Ridley Scott’s The Martian is definitely a success. With Matt Damon as the front runner, playing astronaut botanist Mark Watney in his struggle to get back to our home planet after being presumed dead on Mars and left behind. His performance is lively, comedic, passionate, and with every rise and fall that Watney faces, the audience faces with him. When watching this film, I took great pleasure in being swept up in Damon’s performance – feeling joy and sorrow as he enjoys the minuscule victories and huge failures in attempting to survive on a deserted planet. Surprisingly humorous, Watney’s quips cause a chuckle amongst the intense nature of the films’ subject, but it doesn’t feel out of place.

The Martian’s soundtrack is made up of 80s dance classics, from the music collection of Watney’s crew member, left behind on Mars with Watney. As the only music he has access to, it is also the only music we have access to. And it works. As he gets to work, doing tasks such as gardening to the beat of artists such as Donna Summer and Thelma Houston.

With a supporting cast made up of Jessica Chastain, Kristen Wiig, Jeff Daniels, Michael Pena, Kate Mara and Sean Bean – The Martian showcases a variety of talented actors pushed to the edges of our universe in order to rescue one man trapped on a foreign planet.

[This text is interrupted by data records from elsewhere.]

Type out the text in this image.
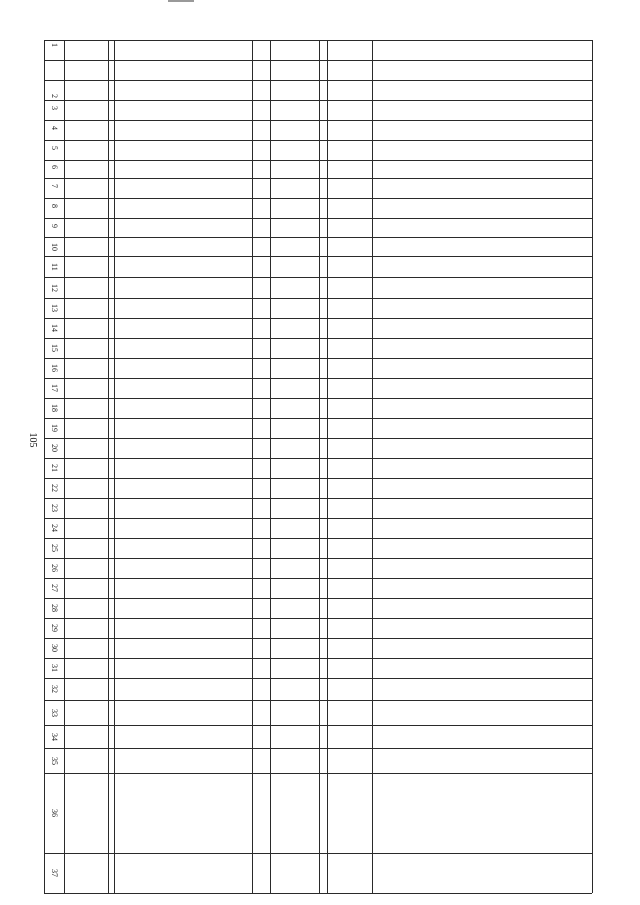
105
1
2
3
4
5
6
7
8
9
10
11
12
13
14
15
16
17
18
19
20
21
22
23
24
25
26
27
28
29
30
31
32
33
34
35
36
37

The cinematography is of course, wonderful. Intricate shots of the vastness of space, but more stunning are the constructed shots of Mars. A vast, open desert landscape – caught perfectly on camera as a deadly and threateningly beautiful mystery. The tone of the film is set out through these landscapes, and the magnitude of Watney’s situation is driven home through the physical difference in size between one man and the desolate landscape that threatens to engulf him.

All in all, The Martian is a great success. Gripping, beautiful and emotionally charged, Scott’s latest space adventure is well deserving of it’s success – showing the world just what the digital age of cinema can show us about the world beyond our world.